Getting PHP Errors, can anyone help?

[mattonfire]

<html>
<head><title>Login page</title></head>
<link rel="stylesheet" type="text/css" href="style.css">
<body>
	<div id="frm">
		<form action="process.php" method="POST">
			<p>
				<label>Username:</label>
				<input type="text" id="user" name="user"  />
			</p>
			<p>
				<label>Password:</label>
				<input type="password" id="pass" name="pass"  />
			</p>
			<p>
				<input type="submit" id="btn" name="login"  />
			</p>
		</form>
	</div>
</body>
</html>

<?php
$username = $_POST['username'];
$password = $_POST['password'];

$username = stripcslashes($username);
$password = stripcslashes($password);
$username = mysql_real_escape_string($username);
$password = mysql_real_escape_string($password);

mysql_connect("localhost", "root", "");
mysql_select_db("login");

$result = mysql_query("SELECT * FROM users WHERE username = '$username' and password = '$password'")
			or die("Failed to Query Database.".mysql_error());
$row = mysql_fetch_array($result);
if ($row['username'] == $username && $row['password'] == $password ){
	echo "Login Successful. Welcome, ".$row['username'];
} else {
	echo "Login Failed.
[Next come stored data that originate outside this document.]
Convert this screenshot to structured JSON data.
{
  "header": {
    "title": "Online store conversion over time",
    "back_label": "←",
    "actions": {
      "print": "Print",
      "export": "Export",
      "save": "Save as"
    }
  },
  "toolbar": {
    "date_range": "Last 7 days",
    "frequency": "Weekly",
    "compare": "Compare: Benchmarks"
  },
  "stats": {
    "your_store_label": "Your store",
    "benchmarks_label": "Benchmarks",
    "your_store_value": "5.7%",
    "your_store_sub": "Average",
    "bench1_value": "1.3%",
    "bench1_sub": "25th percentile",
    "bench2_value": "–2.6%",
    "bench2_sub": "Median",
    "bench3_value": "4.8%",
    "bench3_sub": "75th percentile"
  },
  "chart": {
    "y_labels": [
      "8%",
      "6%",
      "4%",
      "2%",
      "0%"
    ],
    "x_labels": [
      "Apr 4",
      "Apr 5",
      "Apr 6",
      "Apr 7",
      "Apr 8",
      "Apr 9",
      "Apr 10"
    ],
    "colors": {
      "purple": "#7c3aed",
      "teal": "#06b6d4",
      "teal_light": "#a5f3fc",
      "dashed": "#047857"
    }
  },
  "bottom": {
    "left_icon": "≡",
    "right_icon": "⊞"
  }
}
Please try again.";
}
?>

[truecrafting]

What are you using is that Notepad++

[mattonfire]

1 minute ago, truecrafting said:

What are you using is that Notepad++

Yeah, what would that change?

[truecrafting]

2 minutes ago, mattonfire said:

Yeah, what would that change?

Well sorry mate i can't help you i forgot how to code HTML it's almost been 2 years since i last touched notepad++ really sorry

[homeap5]

1 hour ago, mattonfire said:

 

<html>
<head><title>Login page</title></head>
<link rel="stylesheet" type="text/css" href="style.css">
<body>
	<div id="frm">
		<form action="process.php" method="POST">
			<p>
				<label>Username:</label>
				<input type="text" id="user" name="user"  />
			</p>
			<p>
				<label>Password:</label>
				<input type="password" id="pass" name="pass"  />
			</p>
			<p>
				<input type="submit" id="btn" name="login"  />
			</p>
		</form>
	</div>
</body>
</html>

<?php
if (isset($_POST['username']) and isset($_POST['password'])){
$username = $_POST['username'];
$password = $_POST['password'];

$username = stripcslashes($username);
$password = stripcslashes($password);
$username = mysql_real_escape_string($username);
$password = mysql_real_escape_string($password);

mysql_connect("localhost", "root", "");
mysql_select_db("login");

$result = mysql_query("SELECT * FROM users WHERE username = '$username' and password = '$password'")
			or die("Failed to Query Database.".mysql_error());
$row = mysql_fetch_array($result);
if ($row['username'] == $username && $row['password'] == $password ){
	echo "Login Successful. Welcome, ".$row['username'];
} else {
	echo "Login Failed. Please try again.";
}
}
?>

 

First two errors are easy. In fact you can prevent them by configuring php different. Or use one "if" like in code above (should help).

 

Third error means that you're using new version if php without that function enabled.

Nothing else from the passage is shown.